September: To halt Garibaldi’s progress, the Piedmontese Army invades the Papal States and the two armies meet at Teano, north of Naples.
October: Plebiscites in southern Italy vote for union with Piedmont, with Vittorio Emanuele II as king.
Nievo publishes a volume of poetry, Gli amori garibaldini (Garibaldian Loves) in Milan. He is among the ‘Thousand’ and leaves for Sicily in May, and he is given a position in government, in charge of financing the army. The post is a difficult one and Nievo is accused of financial malpractice by Cavourian agents.
1861 4 March: Nievo leaves Palermo for Naples on board the Ercole, carrying with him the account books from Garibaldi’s expedition. The ship sinks and Nievo is drowned. Hs body is never found.

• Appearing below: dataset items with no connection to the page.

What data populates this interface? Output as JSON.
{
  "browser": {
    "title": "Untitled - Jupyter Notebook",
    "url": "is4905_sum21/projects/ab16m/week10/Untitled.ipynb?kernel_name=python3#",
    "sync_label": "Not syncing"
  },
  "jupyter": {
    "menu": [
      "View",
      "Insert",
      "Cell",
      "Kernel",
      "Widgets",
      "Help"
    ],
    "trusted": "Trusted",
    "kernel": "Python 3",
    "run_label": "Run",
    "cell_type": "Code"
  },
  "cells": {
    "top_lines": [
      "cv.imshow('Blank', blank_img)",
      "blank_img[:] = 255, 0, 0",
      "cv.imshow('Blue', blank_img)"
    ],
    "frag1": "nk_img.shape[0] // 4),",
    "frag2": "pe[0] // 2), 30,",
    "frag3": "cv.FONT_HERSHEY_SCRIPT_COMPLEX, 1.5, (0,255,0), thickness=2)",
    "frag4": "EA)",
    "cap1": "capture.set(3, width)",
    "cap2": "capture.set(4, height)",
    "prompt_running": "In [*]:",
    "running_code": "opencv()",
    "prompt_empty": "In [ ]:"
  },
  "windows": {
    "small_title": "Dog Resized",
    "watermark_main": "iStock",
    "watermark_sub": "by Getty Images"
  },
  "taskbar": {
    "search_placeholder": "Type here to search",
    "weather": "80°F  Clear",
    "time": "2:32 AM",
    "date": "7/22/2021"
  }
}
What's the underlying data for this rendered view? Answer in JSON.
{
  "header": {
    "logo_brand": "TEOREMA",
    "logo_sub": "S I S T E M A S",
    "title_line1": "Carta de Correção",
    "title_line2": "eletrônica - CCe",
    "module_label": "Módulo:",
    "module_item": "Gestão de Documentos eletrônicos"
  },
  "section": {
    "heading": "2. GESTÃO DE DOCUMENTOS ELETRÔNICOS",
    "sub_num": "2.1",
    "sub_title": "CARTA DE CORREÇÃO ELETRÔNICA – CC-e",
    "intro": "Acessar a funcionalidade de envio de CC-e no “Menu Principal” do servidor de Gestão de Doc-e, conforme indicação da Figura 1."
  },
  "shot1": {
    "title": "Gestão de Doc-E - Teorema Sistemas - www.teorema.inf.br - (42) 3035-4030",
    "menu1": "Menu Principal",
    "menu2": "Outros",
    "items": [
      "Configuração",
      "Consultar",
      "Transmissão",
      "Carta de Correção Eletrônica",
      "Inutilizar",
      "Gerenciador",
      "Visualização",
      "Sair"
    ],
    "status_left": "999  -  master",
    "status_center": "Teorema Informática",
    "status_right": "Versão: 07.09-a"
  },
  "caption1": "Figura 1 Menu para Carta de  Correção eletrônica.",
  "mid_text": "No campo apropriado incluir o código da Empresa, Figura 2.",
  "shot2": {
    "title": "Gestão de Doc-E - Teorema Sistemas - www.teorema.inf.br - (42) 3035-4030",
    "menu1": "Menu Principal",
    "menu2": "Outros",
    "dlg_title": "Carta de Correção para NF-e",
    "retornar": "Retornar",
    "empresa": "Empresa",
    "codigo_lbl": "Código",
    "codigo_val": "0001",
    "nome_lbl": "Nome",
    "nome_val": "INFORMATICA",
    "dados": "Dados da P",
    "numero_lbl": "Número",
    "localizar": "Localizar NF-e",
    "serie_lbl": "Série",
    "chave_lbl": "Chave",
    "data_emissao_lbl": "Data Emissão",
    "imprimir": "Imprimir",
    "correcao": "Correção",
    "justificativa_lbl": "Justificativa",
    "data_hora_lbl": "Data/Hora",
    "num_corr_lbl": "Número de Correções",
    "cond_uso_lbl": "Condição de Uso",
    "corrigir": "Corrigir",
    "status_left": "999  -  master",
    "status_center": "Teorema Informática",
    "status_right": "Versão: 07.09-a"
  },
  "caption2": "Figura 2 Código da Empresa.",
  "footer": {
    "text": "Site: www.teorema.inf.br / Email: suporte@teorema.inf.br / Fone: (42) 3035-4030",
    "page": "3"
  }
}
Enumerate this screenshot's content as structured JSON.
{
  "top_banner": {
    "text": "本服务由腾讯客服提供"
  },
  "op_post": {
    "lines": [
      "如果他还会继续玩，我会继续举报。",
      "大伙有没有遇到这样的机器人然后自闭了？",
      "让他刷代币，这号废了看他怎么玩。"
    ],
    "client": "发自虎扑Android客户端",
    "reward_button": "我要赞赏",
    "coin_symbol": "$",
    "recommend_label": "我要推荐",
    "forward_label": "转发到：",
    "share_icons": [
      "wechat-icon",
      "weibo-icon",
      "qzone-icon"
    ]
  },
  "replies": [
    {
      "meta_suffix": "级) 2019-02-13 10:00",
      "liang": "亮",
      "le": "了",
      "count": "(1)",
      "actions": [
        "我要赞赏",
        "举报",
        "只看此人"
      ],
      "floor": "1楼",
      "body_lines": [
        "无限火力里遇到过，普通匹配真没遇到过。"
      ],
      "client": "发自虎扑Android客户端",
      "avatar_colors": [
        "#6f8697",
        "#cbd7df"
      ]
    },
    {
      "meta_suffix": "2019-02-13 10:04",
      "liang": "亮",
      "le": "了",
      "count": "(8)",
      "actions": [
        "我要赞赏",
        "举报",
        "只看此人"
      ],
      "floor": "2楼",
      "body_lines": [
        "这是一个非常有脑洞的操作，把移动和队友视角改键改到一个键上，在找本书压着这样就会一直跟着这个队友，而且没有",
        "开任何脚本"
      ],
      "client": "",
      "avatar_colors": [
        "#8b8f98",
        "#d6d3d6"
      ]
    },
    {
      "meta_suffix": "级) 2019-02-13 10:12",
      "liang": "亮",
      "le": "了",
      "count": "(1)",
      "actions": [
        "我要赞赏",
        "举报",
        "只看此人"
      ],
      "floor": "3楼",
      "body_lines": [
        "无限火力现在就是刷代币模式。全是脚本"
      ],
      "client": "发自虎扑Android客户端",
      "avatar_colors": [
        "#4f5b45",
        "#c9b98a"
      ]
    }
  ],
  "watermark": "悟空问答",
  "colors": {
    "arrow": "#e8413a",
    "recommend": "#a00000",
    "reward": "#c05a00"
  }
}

17 March: Declaration of the Kingdom of Italy, with Turin as its capital and Vittorio Emanuele II of Piedmont its first king.
1866 Venice is ceded to Italy following the Austro-Prussian War
1867 Confessioni di un italiano is published by Le Monnier of Florence as Confessioni d’un Ottuagenario (Confessions of an Octogenarian).
1870 Rome is occupied by Italian troops and is declared the capital of Italy. The Pope refuses to recognize the legitimacy of the new state and declares himself a ‘prisoner of the Vatican’.